Mette Frederiksen, del partido Socialdemócratas / EFE / ARCHIVO Mette Frederiksen, del partido Socialdemócratas / EFE / ARCHIVO

El Partido Socialdemócrata danés alcanzó hoy acuerdo con sus aliados del centroizquierda -social liberales, socialistas populares y la rojiverde Lista Unitaria- para gobernar en solitario.

La líder socialdemócrata, Mette Frederiksen, se convertirá así a sus 41 años en la segunda mujer en gobernar en Dinamarca y en la primera ministra más joven en la historia del país, cerrando tres semanas de negociaciones tras unas elecciones en los que los cuatro partidos de centroizquierda obtuvieron 91 de los 179 escaños.

Las cuatro fuerzas políticas han consensuado un documento bautizado "Una dirección justa para Dinamarca", que incluye por ejemplo impulsar una ley climática y reducir las emisiones de gases invernadero en un 70 %.

El acuerdo establece también un compromiso para aumentar la inversión en sanidad, facilitar la llegada de mano de obra cualificada extranjera y algunos cambios en inmigración, como enterrar un polémico proyecto del anterior ejecutivo para crear un centro para criminales extranjeros en una isla deshabitada.

"Se mantiene la línea general en política de extranjería. Todo lo relacionado con reagrupación familiar, bandas criminales, expulsión de delincuentes, acuerdos sobre ciudadanía y el cambio de paradigma (el objetivo ya no es integrar a los refugiados, sino que vuelvan a su país) seguirá igual", avisó no obstante Frederiksen.

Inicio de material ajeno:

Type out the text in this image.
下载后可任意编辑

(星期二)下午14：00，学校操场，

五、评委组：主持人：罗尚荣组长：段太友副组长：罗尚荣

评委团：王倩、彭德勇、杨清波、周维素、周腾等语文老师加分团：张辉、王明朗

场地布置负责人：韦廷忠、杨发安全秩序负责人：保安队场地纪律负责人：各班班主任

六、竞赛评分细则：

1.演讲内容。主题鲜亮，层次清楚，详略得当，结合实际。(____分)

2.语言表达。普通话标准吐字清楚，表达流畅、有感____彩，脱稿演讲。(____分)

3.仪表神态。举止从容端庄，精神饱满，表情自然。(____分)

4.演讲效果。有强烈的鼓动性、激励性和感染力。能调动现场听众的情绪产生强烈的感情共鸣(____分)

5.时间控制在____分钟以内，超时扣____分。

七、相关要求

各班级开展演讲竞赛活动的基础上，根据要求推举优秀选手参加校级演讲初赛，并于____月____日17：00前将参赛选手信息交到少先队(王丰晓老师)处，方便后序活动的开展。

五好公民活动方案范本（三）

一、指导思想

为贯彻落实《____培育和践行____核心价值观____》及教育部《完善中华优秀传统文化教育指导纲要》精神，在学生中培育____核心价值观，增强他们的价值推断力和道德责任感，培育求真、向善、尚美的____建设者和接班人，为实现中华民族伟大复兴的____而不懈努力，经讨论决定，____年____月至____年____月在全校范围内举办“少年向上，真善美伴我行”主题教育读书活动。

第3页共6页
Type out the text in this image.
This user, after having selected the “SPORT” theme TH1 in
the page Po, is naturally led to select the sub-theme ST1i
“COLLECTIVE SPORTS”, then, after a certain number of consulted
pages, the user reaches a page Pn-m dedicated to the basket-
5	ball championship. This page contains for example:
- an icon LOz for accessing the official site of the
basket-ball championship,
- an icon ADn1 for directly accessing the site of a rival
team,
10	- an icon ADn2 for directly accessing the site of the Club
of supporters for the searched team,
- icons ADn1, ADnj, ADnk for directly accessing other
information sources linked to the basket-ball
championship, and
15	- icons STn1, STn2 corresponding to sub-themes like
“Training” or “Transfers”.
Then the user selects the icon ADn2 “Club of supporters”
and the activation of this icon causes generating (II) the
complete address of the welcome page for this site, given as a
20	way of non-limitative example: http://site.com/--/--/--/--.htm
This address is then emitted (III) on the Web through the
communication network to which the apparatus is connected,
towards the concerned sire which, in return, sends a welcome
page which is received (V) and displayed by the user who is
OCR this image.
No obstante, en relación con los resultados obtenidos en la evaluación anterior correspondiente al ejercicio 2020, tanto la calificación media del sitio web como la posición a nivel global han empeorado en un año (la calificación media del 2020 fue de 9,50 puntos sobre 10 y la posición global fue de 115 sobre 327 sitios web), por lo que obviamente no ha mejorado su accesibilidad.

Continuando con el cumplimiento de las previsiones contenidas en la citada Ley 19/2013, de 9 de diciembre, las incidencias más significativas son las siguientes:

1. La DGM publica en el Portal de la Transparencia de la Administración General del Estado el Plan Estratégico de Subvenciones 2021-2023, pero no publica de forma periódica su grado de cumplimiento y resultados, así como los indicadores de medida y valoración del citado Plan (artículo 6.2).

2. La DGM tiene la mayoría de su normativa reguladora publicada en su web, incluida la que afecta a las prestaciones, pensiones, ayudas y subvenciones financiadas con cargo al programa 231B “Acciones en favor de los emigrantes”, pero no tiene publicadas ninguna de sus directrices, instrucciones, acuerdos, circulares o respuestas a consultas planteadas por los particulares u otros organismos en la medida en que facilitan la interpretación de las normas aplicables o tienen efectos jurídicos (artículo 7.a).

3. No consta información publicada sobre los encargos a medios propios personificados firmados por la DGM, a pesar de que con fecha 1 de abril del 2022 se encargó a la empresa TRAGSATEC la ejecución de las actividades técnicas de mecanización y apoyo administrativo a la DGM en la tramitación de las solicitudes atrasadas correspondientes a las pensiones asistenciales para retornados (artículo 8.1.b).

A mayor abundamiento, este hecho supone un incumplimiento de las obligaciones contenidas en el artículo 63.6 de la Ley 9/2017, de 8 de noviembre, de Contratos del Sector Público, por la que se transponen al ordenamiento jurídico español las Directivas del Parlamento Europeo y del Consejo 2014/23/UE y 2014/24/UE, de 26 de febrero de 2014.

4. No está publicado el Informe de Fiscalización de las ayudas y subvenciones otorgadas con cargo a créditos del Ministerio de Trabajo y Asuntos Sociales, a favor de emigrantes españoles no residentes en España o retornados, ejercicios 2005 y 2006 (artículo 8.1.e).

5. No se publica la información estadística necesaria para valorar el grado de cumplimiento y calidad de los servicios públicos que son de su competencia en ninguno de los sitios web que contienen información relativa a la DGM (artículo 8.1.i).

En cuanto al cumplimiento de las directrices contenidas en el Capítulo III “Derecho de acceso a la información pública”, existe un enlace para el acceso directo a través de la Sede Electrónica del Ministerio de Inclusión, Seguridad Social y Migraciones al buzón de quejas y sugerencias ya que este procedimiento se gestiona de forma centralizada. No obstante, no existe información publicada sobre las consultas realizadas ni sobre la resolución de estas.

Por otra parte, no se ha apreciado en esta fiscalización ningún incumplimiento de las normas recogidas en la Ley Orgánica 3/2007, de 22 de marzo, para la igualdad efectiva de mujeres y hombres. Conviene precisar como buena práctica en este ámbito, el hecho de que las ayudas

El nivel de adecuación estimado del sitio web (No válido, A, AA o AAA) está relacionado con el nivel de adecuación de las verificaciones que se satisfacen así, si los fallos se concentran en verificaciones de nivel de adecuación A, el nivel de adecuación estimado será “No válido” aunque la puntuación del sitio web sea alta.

Los socialdemócratas apoyaron con sus votos la pasada legislatura todas las iniciativas del anterior ejecutivo de derecha para profundizar en la dura línea en inmigración implantada en Dinamarca en las dos últimas décadas.

Frederiksen se acercará a lo largo del día al Palacio de Amalienborg para informar del acuerdo a la reina Margarita II, de quien recibió el encargo de intentar formar un ejecutivo tras la dimisión del primer ministro, el liberal Lars Løkke Rasmussen, derrotado en las elecciones del pasado día 5.

Rasmussen perdió los comicios por el derrumbe sobre todo del xenófobo Partido Popular Danés, su aliado externo, que cayó más de 12 puntos y perdió su condición de segunda fuerza parlamentaria.

Frederiksen presentará en los próximos días la composición de su gobierno, el segundo gabinete socialdemócrata en lo que va de siglo en Dinamarca y un ejecutivo del mismo signo que los que ya mandan en otros dos vecinos escandinavos, Suecia y Finlandia.